Form 8-K

UNITED STATES

SECURITIES AND EXCHANGE COMMISSION

Washington, D.C. 20549

 


FORM 8-K

CURRENT REPORT

Pursuant to Section 13 or 15(d) of the Securities Exchange Act of 1934

Date of Report (Date of Earliest Event Reported): June 19, 2006

 


VENTAS, INC.

(Exact Name of Registrant as Specified in Its Charter)

 

Delaware   1-10989   61-1055020

(State or Other Jurisdiction

of Incorporation)

 

(Commission

File Number)

 

(IRS Employer

Identification No.)

 

10350 Ormsby Park Place, Suite 300, Louisville, Kentucky   40223
(Address of Principal Executive Offices)   (Zip Code)

Registrant’s Telephone Number, Including Area Code: (502) 357-9000

Not Applicable

Former Name or Former Address, if Changed Since Last Report

Check the appropriate box below if the Form 8-K filing is intended to simultaneously satisfy the filing obligation of the Registrant under any of the following provisions:

 

¨ Written communications pursuant to Rule 425 under the Securities Act (17 CFR 230.425)

 

¨ Soliciting material pursuant to Rule 14a-12 under the Exchange Act (17 CFR 240.14a-12)

 

¨ Pre-commencement communications pursuant to Rule 14d-2(b) under the Exchange Act (17 CFR 240.14d-2(b))

 

¨ Pre-commencement communications pursuant to Rule 13e-4(c) under the Exchange Act (17 CFR 240.13e-4(c))

 



Item 8.01.     Other Events.

On June 19, 2006, Ventas, Inc. (the “Company”) announced that it had formally demanded from its tenant, Kindred Healthcare, Inc. (“Kindred”), certain information relating to the facilities leased by the Company to Kindred under four master leases (the “Master Leases”) between the companies.
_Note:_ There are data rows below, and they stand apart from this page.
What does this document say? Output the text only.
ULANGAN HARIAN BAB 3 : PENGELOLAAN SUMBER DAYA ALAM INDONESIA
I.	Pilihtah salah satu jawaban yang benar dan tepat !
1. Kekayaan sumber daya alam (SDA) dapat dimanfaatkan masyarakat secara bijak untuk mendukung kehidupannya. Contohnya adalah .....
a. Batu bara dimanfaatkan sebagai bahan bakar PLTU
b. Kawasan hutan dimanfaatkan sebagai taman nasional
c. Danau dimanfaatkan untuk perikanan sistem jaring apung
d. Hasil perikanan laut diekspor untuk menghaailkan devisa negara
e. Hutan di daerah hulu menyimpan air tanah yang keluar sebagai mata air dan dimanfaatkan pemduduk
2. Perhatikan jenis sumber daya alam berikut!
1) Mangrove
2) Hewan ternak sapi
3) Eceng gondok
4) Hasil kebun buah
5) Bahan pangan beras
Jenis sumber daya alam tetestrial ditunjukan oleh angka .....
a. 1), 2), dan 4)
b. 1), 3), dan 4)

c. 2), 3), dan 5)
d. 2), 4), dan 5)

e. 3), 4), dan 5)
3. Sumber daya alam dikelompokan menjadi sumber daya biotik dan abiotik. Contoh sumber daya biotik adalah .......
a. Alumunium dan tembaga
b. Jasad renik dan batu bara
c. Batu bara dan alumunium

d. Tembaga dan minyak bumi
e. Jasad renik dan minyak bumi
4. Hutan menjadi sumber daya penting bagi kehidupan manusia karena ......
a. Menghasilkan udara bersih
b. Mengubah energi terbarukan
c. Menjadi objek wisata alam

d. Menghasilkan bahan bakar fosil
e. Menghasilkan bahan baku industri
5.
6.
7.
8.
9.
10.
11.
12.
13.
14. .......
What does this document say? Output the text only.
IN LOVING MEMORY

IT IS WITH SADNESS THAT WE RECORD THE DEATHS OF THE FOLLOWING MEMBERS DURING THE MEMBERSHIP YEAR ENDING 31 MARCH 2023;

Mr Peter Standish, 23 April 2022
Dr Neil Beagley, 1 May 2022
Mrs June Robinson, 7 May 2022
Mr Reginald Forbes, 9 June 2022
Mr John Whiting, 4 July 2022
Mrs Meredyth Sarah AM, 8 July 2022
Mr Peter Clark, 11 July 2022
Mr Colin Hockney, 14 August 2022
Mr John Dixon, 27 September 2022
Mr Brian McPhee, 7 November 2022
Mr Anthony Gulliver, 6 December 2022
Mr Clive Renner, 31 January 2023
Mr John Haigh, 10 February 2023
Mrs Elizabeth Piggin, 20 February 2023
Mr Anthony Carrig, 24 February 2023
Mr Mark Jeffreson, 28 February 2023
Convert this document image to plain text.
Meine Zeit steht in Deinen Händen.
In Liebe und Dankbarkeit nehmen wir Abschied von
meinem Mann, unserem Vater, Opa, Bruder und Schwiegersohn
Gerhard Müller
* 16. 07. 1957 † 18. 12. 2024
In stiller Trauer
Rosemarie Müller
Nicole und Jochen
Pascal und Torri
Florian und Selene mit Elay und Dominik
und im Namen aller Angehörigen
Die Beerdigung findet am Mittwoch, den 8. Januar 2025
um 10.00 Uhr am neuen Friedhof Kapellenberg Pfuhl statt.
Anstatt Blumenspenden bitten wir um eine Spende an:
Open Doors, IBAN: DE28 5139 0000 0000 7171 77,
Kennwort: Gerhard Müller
In response, Kindred filed a lawsuit against the Company seeking immediate injunctive and declaratory relief to prevent any termination of the Master Leases based on Kindred’s refusal to deliver such information. Pursuant to a Stipulation entered into by the parties, Kindred agreed not to pursue its motions for emergency injunctive relief and the Company agreed not to take further action to terminate or declare an event of default under the Master Leases, in each case generally pending the court’s ruling in the case.

A copy of the press release issued by the Company on June 19, 2006 is filed herewith as Exhibit 99.1 and incorporated in this Item 8.01 by reference.

Item 9.01.     Financial Statements and Exhibits.

 

  (a) Financial Statements of Businesses Acquired.

Not applicable.

 

  (b) Pro Forma Financial Information.

Not applicable.

 

  (c) Exhibits:

 

Exhibit
Number
  

Description

99.1    Press release issued by the Company on June 19, 2006.


SIGNATURES

Pursuant to the requirements of the Securities Exchange Act of 1934, the Registrant has duly caused this report to be signed on its behalf by the undersigned thereunto duly authorized.

 

    VENTAS, INC.
Date: June 20, 2006     By:   /s/ T. Richard Riney
       

T. Richard Riney

Executive Vice President, General

Counsel and Corporate Secretary


EXHIBIT INDEX

 

Exhibit
Number
  

Description

99.1    Press release issued by the Company on June 19, 2006.